Sargassum seaweed is one of the main issues affecting travelers in Cancun and the Mexican Caribbean this year, to the point that it has surpassed safety as the main concern faced by visitors.
Although harmless, the macroalgae tarnish the region’s stunning white-sand beaches are a major source of frustration among visitors, who primarily flock there in search of azure waters and powdery shores.
Over 3000 Tons Of Seaweed Removed From Popular Beaches In A Matter Of Weeks
It’s no secret that the Mexican Caribbean is dealing with record-shattering amounts of sargassum seaweed this year, prompting authorities to announce more aggressive measures to protect the region’s beaches.
Resorts, as well as officials across popular resort hotspots like Cancun, the Riviera Maya, and Isla Mujeres, rely on an extensive network of cleaners and heavy-duty machinery to keep beaches clean, although this has proven to be more challenging than in previous years as sargassum levels reach unprecedented highs.
To properly address the situation ahead of a potentially record-breaking summer for Mexico’s travel industry, officials recently deployed vessels from the Mexican Navy to assist in massive clean-up efforts.
The Secretary for the Navy has deployed a total of 12 ships as well as 16 smaller vessels as part of a wider strategy to remove sargassum seaweed from public beaches.
The boats are operated thanks to over 350 Navy officers, whose primary goal is to ensure optimal conditions for beachgoers in the Mexican Caribbean this summer.
The Mexican Navy is also deploying some 9,050 meters of sargassum barriers as a preventive measure. Several resort cities like Playa del Carmen and Tulum have drastically increased the number of sargassum barriers this year to further improve cleanliness.
In the past 15 days alone, the Mexican Navy has helped collect over 3000 tons of sargassum seaweed from public beaches, representing a whopping 28% of all sargassum removed so far this year.

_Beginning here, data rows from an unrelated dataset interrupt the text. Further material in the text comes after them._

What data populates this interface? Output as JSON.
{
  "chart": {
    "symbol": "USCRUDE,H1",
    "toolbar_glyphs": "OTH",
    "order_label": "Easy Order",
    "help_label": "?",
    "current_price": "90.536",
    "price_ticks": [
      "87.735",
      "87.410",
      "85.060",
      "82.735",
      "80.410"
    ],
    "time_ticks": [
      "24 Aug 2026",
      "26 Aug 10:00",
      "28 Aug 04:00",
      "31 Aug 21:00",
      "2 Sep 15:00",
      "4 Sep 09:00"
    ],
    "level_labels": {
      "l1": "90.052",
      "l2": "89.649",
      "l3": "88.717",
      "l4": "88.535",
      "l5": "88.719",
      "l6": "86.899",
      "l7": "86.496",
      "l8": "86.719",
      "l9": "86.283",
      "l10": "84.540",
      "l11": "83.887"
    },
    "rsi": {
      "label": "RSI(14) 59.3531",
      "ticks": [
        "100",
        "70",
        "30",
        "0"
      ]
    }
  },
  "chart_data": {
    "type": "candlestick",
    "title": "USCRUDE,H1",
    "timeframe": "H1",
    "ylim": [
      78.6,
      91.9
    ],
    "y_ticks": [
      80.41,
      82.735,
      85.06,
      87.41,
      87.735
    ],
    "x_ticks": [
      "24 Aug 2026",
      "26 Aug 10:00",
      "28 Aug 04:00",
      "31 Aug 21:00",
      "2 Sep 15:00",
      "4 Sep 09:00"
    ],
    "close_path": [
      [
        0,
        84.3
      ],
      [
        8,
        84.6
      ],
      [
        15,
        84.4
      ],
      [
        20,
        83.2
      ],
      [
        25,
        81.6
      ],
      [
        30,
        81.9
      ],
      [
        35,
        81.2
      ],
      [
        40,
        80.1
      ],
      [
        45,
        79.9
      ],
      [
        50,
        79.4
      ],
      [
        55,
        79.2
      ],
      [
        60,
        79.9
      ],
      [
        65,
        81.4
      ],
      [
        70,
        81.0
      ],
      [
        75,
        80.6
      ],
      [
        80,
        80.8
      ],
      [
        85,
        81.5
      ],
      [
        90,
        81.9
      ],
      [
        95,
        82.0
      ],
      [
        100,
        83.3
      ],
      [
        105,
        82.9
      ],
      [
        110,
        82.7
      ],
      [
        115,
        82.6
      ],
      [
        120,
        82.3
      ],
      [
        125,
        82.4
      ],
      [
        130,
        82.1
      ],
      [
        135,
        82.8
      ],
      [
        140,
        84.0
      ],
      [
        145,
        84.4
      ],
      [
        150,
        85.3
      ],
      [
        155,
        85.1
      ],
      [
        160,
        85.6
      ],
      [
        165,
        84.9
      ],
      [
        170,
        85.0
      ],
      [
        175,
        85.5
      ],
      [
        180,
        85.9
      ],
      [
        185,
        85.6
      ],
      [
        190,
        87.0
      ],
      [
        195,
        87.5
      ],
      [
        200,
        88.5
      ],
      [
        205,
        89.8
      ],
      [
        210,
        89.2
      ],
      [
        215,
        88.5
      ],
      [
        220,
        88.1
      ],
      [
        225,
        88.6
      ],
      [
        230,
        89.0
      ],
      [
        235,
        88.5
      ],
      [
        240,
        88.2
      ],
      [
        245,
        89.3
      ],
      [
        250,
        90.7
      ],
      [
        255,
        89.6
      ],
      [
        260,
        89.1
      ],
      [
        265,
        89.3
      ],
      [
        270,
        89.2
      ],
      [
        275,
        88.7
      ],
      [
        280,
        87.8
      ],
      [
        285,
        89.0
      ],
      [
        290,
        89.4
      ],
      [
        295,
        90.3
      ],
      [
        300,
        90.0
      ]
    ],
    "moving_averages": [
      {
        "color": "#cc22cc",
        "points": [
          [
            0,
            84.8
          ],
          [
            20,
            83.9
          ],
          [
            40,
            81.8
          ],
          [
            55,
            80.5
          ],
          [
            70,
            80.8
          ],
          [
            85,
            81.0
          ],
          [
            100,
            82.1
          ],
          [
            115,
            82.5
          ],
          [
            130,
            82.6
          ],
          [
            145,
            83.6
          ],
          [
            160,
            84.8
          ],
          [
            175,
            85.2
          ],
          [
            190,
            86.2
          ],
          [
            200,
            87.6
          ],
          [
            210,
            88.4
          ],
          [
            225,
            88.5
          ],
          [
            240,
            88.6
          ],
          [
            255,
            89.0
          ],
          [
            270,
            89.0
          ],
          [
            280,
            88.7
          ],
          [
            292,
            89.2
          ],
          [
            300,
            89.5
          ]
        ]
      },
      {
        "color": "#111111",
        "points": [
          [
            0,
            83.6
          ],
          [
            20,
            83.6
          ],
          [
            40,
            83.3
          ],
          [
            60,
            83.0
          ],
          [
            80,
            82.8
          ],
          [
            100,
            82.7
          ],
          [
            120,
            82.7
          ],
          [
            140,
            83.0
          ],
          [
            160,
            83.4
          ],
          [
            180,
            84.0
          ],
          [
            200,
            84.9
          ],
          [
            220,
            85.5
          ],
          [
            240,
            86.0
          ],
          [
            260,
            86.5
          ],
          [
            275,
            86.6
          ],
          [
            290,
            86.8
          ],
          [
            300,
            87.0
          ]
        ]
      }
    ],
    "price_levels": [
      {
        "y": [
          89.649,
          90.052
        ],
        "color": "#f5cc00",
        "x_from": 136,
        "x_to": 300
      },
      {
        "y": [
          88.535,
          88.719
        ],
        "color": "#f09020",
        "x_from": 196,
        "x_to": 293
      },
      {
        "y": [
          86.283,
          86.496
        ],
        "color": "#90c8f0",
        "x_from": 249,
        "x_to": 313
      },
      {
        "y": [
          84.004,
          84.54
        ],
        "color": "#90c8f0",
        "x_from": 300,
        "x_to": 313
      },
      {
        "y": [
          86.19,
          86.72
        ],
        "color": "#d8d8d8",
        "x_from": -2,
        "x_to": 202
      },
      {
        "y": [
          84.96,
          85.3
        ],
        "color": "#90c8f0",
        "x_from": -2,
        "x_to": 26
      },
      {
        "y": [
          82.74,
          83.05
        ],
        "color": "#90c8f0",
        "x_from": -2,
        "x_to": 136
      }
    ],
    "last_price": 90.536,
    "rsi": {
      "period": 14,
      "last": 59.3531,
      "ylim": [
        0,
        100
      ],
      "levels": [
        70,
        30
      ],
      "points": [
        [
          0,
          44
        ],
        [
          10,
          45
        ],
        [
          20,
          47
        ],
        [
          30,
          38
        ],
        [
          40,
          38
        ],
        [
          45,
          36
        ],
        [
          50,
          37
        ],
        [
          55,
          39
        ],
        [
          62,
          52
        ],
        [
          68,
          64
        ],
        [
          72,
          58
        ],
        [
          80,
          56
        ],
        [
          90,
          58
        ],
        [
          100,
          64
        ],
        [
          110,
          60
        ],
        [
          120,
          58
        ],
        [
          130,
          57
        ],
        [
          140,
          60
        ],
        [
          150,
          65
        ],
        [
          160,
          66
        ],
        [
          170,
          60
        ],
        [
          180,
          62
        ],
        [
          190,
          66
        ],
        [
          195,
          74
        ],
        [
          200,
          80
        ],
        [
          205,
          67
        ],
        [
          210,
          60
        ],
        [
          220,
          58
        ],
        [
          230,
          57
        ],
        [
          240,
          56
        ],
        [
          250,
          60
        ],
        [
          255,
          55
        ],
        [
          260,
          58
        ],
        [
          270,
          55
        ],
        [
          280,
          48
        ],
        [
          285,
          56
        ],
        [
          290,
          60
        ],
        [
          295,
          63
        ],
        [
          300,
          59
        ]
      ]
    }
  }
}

If the positive trend continues and the deployment proves effective, travelers can expect to find significantly less sargassum than in the previous weeks. Beaches in the Riviera Maya have been among the most affected so far this year as sargassum levels continue to rise across the Caribbean.
Environmental experts have warned travelers to brace themselves for even more sargassum seaweed, an issue that has plagued the region for years already. Unfortunately, projections indicate further mass arrivals, leading many resort hotspots to invest more in anti-sargassum technology.
According to the University of South Florida, 2023 will likely be a record-breaking year with regards to sargassum, with satellite images showing huge seaweed patched across the Atlantic and Caribbean, many of which will wash up on beaches from Cancun to Tulum.
The sargassum seaweed season is expected to last at least until October, says Rosa Martínez, an expert from the Academic Unit for Reef Systems, a Puerto Morelos-based research hub.
While sargassum can be cleaned up from beaches, its removal entails a complex process involving vessels, barriers, cleaners, and machinery to transport and store the foul-smelling macroalgae.
Despite the alarming news, travelers can still enjoy a handful of top-rated white-sand beaches across the Mexican Caribbean, such as those of Isla Mujeres and Holbox, which are known to have less sargassum than other areas.
Visitors can check the Quintana Roo Sargassum Monitoring Network’s weekly sargassum updates when planning their Mexican Caribbean getaway.